Housing developers Thomas J. Farone and Sons are planning on building 64 housing units - a mix of single-family homes, condominiums, apartments and townhouses - on 60 acres along Golf Course Road.
The developers went to the town Planning Board and got approval to move forward with the project. However, the county Planning Board unanimously opposed the project.
Barnett and some other Golf Course Road residents initially opposed the project. Now, they only want to see it done right, Barnett said.
"It is a dangerous place," she said.
Barnett said the amount of traffic has escalated as a result of the retail building along Route 30, which poses a problem for motorists and residents.
A traffic study was completed, finding in no adverse impacts, but Barnett said she is not buying it.
"I have seen cars going over 65 miles per hour on this road," Barnett said. "And the sheriff's office reported several accidents on the road."

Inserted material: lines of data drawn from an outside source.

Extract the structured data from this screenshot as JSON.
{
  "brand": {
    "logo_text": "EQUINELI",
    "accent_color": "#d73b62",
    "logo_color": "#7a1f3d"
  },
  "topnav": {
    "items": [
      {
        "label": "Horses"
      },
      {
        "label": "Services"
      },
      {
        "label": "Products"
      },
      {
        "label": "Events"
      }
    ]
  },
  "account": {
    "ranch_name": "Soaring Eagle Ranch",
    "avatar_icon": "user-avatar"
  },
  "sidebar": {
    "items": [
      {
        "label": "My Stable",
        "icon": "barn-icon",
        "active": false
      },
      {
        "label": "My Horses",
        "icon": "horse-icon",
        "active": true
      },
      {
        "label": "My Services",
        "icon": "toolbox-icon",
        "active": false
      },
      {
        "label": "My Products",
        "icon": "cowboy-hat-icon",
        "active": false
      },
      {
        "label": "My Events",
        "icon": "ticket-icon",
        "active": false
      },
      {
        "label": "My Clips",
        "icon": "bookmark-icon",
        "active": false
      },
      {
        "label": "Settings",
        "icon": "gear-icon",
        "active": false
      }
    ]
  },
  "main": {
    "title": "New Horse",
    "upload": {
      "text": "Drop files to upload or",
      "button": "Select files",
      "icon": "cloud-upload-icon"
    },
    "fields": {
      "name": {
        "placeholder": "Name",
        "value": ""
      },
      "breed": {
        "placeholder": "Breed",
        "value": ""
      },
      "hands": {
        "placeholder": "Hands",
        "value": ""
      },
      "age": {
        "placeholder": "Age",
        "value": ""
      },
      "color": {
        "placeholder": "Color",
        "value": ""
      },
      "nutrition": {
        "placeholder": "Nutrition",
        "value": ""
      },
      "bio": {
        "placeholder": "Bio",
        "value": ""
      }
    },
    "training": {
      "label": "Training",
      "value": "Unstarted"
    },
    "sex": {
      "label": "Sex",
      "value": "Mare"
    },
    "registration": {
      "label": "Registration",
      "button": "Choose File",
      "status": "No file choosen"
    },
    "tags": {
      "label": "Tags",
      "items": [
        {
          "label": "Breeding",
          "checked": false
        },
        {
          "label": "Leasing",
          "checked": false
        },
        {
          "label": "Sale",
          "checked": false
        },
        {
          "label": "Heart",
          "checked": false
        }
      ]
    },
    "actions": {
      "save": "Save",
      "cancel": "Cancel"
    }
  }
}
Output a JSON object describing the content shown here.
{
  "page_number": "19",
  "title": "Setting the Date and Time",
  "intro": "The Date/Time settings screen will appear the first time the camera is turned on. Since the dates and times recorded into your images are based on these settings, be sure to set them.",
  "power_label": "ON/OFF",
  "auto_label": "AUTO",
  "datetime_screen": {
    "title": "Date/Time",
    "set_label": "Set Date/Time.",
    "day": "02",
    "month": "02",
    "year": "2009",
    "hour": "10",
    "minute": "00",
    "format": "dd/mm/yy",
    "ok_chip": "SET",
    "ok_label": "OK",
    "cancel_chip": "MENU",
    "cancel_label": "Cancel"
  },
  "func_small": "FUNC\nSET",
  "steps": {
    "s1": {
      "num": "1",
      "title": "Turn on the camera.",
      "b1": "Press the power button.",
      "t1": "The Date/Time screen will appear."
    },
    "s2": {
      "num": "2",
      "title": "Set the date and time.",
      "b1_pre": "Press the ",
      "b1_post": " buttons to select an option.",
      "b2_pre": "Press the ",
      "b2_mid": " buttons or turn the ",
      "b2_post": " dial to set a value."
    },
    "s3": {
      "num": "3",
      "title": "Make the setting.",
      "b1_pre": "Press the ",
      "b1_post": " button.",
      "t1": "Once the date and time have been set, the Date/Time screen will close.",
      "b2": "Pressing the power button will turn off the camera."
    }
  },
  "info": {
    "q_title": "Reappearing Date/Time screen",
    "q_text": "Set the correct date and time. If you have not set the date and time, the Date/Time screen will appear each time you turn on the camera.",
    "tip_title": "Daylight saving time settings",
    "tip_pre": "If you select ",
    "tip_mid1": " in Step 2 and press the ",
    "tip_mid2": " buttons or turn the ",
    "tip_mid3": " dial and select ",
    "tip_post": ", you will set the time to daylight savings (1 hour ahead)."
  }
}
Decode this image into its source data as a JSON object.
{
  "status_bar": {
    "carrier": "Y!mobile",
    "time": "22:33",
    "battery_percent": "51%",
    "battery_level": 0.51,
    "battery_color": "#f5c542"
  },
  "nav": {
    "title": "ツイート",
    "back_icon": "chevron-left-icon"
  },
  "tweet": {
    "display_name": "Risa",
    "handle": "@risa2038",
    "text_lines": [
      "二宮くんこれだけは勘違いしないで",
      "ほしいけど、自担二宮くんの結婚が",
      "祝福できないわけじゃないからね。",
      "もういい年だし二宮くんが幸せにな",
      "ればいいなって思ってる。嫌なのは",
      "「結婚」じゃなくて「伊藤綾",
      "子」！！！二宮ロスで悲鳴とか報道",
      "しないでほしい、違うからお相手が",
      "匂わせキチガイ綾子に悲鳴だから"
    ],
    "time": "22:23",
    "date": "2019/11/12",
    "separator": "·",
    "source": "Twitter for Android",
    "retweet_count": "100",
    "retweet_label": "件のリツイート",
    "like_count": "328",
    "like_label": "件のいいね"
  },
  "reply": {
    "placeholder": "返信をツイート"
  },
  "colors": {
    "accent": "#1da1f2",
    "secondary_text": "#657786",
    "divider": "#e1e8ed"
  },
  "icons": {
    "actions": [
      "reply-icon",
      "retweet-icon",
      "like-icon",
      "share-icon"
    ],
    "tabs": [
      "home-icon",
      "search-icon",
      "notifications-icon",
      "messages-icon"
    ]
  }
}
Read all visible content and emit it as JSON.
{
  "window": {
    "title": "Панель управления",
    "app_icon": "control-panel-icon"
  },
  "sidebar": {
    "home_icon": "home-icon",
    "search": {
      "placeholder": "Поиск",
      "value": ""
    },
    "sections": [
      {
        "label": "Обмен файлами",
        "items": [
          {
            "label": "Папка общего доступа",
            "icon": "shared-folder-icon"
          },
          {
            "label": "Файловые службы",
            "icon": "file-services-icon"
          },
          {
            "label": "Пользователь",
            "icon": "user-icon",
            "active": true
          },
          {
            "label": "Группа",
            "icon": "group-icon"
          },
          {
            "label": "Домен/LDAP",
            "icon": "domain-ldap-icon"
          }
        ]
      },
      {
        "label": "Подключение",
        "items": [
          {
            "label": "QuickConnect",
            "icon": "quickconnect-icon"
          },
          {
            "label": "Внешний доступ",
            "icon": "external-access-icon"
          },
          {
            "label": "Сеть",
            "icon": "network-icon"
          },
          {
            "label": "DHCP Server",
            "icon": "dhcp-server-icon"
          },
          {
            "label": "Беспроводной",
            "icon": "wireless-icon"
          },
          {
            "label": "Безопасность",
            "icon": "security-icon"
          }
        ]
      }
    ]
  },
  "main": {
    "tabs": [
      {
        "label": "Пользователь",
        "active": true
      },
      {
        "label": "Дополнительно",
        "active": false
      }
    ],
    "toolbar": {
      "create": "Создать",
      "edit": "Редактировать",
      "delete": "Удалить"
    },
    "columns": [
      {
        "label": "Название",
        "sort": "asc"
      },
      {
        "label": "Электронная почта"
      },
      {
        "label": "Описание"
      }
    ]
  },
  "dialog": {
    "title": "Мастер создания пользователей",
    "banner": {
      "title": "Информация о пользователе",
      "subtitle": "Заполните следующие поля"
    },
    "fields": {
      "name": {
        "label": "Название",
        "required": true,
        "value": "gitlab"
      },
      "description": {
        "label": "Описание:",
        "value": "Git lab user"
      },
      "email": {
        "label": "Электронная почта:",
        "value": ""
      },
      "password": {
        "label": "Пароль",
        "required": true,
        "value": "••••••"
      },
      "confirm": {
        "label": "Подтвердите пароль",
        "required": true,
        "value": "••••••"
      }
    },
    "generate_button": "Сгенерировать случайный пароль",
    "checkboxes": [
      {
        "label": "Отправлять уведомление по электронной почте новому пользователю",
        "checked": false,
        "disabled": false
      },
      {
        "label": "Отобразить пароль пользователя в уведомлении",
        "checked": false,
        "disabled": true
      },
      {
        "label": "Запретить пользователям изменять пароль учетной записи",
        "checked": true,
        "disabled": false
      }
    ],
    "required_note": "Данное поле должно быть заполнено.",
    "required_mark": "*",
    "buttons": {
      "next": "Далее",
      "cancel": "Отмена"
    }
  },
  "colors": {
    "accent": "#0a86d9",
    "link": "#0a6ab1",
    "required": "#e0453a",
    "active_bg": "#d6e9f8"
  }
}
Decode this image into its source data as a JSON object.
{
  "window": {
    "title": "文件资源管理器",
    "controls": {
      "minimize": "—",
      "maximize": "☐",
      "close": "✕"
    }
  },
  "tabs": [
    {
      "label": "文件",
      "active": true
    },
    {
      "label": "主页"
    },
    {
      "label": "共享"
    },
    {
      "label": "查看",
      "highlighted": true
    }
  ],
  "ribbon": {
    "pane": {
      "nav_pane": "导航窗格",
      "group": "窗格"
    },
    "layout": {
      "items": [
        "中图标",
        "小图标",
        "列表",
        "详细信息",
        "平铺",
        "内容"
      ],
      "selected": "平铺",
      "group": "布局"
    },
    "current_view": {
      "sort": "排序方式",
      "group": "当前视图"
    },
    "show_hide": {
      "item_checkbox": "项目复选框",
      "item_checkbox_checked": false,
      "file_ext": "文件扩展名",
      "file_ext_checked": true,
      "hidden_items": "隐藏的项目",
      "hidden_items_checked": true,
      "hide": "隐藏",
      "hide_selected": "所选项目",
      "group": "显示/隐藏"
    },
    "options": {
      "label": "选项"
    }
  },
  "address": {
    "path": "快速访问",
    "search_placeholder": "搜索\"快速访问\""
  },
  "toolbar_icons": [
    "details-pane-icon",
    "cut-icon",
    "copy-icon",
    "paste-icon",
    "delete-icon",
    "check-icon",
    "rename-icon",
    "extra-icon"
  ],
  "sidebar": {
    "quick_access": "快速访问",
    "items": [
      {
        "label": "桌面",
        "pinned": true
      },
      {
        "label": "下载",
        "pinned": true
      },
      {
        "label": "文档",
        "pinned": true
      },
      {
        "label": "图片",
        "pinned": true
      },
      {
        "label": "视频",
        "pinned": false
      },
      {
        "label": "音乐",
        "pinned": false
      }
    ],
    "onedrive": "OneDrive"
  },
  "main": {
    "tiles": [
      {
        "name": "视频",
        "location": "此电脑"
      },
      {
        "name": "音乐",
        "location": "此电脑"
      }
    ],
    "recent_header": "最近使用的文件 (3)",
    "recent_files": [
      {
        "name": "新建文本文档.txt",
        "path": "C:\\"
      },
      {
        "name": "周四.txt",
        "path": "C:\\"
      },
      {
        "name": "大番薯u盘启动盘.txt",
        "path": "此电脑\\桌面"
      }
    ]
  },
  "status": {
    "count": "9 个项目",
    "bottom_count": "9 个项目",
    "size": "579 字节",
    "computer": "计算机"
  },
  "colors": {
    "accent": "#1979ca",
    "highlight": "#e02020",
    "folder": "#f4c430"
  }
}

Sheriff Michael Amato said the amount of traffic already on Golf Course Road has increased.
"Naturally, there would be more accidents on that road if the development was put in," Amato said.
He said due to cuts in his department, deputies were not zeroing in on that road with extra patrols.
Among the safety concerns Barnett mentioned was a portion of Golf Course Road that has eroded in two places on the south side.
Barnett asked the county to investigate it, and county Department of Public Works Commissioner Paul Clayburn said he sent an engineering technician to investigate the issue.
"Based on the technician's report, there were no deficiencies on Golf Course Road," Clayburn said this morning.
Supervisor Thomas DiMezza said the complaints about the construction were, in his opinion, a case of "NIMBY," or "Not In My Back Yard."
"The development went through mitigation and was approved by the town Planning Board," he said.
DiMezza said the town is a great location for residential development due to its proximity to Saratoga, the quality of local schools and shopping.
"People need a place to live," DiMezza said.